C’est France Bleu qui relate l’affaire sur son site. Le maire de Brienon-sur-Armançon (Yonne) a été condamné à de la prison avec sursis jeudi 10 janvier par le tribunal de Sens pour avoir exposé des agents municipaux à de l’amiante.
En 2015, plutôt que de faire appel à une société spécialisée, ce maire avait ordonné à trois employés de démolir un bâtiment des années 1950 en préfabriqués. Le toit du bâtiment situé dans l’enceinte d’un groupe scolaire est amianté.
Le maire leur fournit l’équipement adéquat, gants, chaussures, masques et groupes respiratoires. Mais le 12 août 2015, l’inspecteur du travail reçoit un appel anonyme indiquant que la législation sur l’amiante n’est pas respectée sur ce chantier.
En effet, il apparait que Jean-Claude Carra a omis de former ses agents, de faire mettre en place une signalisation sur le chantier et de tenir une fiche de présence des agents. D’autres parts, aucun suivi médical, des problèmes dans le stockage des déchets amiantés et aucune information des riverains de la nature du chantier.

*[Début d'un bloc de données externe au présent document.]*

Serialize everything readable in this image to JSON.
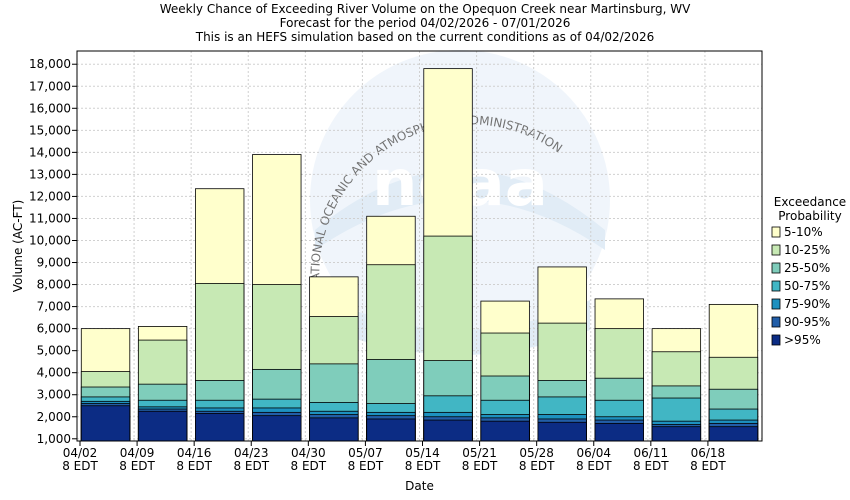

Poursuivi pénalement, le maire est jugé jeudi 10 janvier par le tribunal correctionnel de Sens.
France Bleu relate : A la barre, Jean-Claude Carra reconnait une partie des faits, parfois à demi-mots. Il explique notamment que le danger était minime puisque les agents étaient équipés et qu’ils ont démonté les plaques d’amiante sans les casser. « Alors quel était le niveau d’empoussièrement de ce chantier ? », interroge le procureur, Jean-Baptiste Sirvente. « Aucun », répond le maire « même s’il n’y a pas eu de mesure ». Réplique du procureur : « vous êtes bien affirmatif pour quelqu’un qui n’est pas un professionnel de ce secteur. »
Rappel à l’ordre du Préfet
« Avez-vous demandé aux agents de poursuivre le chantier malgré l’alerte de l’inspecteur du travail ? », interroge le tribunal. Le maire assure que non. Mais le chantier se poursuit jusqu’à un rappel à l’ordre du Préfet de l’Yonne, six jours plus tard. Le chantier est alors interrompu.
Le maire reconnaît des erreurs
« En tant que maire, pourquoi vous n’avez pas agi immédiatement ? C’est le rôle du maire de protéger ses agents ? » conclut le tribunal. « C’est une erreur de ma part », finit par reconnaître Jean-Claude Carra, « j’ai peut-être été un peu amateur dans ce dossier. »
Ce sont des choix délibérés – Jean-Baptiste Sirvente, procureur
« Ce ne sont pas des erreurs », commente le procureur, « mais des choix délibérés. Cinq textes réglementaires ont été ignorés. M. Carra estime que le maximum a été fait pour protéger les agents. Mais il est impossible de considérer que le maximum a été fait. D’autant que la commune avait déjà mené d’autres chantiers de désamiantage. On peut comprendre les contraintes financières d’une petites communes mais la santé ne se monnaie pas. »
Le procureur requiert huit de mois de prison avec sursis et 10.000 euros d’amende. Le tribunal suit entièrement les réquisitions. Et prononce 3.000 euros de dommages et intérêts en faveur d’une des victime.